Nickles & Bassler (1900):
- Spatiopora: Zoarium forming thin crusts, usually on Orthoceras; zoecia very short, nearly direct; apertures irregular, with blunt spines at the angles, no lunarium developed; elevated, elongated maculae usually a conspicuous feature.
- Zoaria forming thin parasitic crusts upon foreign bodies, the shells of Orthoceras being the most favored. Surface even or with monticules. Zooecia short, with direct and more or less irregularly shaped apertures. Lunarium scarcely perceptible even in thin sections.
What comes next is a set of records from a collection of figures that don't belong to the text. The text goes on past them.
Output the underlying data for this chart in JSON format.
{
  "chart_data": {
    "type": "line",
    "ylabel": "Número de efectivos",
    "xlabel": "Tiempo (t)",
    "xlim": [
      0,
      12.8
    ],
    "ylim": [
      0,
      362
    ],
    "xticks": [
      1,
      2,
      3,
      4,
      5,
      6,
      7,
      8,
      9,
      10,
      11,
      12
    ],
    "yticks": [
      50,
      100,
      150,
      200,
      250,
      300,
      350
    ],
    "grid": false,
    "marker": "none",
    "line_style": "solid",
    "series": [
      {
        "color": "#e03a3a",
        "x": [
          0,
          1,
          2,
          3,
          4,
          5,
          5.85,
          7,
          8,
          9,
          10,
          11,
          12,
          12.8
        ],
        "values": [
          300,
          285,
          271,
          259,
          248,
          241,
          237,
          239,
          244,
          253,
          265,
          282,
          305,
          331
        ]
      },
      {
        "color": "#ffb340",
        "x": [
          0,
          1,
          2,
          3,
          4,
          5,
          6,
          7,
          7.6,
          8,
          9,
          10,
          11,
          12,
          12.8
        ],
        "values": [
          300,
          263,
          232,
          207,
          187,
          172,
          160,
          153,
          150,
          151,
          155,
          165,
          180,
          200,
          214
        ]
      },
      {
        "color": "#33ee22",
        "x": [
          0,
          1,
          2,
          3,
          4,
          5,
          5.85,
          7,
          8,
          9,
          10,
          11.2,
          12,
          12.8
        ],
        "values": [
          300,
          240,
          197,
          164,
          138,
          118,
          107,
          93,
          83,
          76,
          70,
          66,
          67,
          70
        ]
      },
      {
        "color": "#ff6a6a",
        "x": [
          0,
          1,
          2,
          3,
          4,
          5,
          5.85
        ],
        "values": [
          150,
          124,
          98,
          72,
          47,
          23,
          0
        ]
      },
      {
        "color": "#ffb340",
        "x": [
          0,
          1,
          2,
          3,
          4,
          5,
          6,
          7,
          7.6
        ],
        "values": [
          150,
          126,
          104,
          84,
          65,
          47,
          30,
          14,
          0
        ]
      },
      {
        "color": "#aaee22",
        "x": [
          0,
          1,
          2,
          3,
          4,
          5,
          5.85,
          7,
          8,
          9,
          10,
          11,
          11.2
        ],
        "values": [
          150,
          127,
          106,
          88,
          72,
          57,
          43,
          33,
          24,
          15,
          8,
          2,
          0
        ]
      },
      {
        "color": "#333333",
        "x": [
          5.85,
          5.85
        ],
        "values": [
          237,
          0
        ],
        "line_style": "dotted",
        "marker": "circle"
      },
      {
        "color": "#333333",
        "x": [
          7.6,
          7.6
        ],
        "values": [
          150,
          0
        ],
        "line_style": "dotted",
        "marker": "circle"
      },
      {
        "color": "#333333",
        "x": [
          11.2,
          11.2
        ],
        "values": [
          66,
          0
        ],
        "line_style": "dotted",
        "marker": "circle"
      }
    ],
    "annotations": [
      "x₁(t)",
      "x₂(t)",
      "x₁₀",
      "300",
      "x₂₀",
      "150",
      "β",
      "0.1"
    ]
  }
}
Mesopores very few, usually absent, when present occurring chiefly as “maculae.” Interspaces often with large blunt spines (?acanthopores). Walls of zooecia moderately thin, with the characteristic structure pertaining to the family.
- Incrusting, and forming very thin, large expansions, with a smooth or strongly tuberculated surface. Cells shallow, with oblong or irregular apertures. Interstitial cells sparingly developed. Spiniform tubuli generally of considerable size.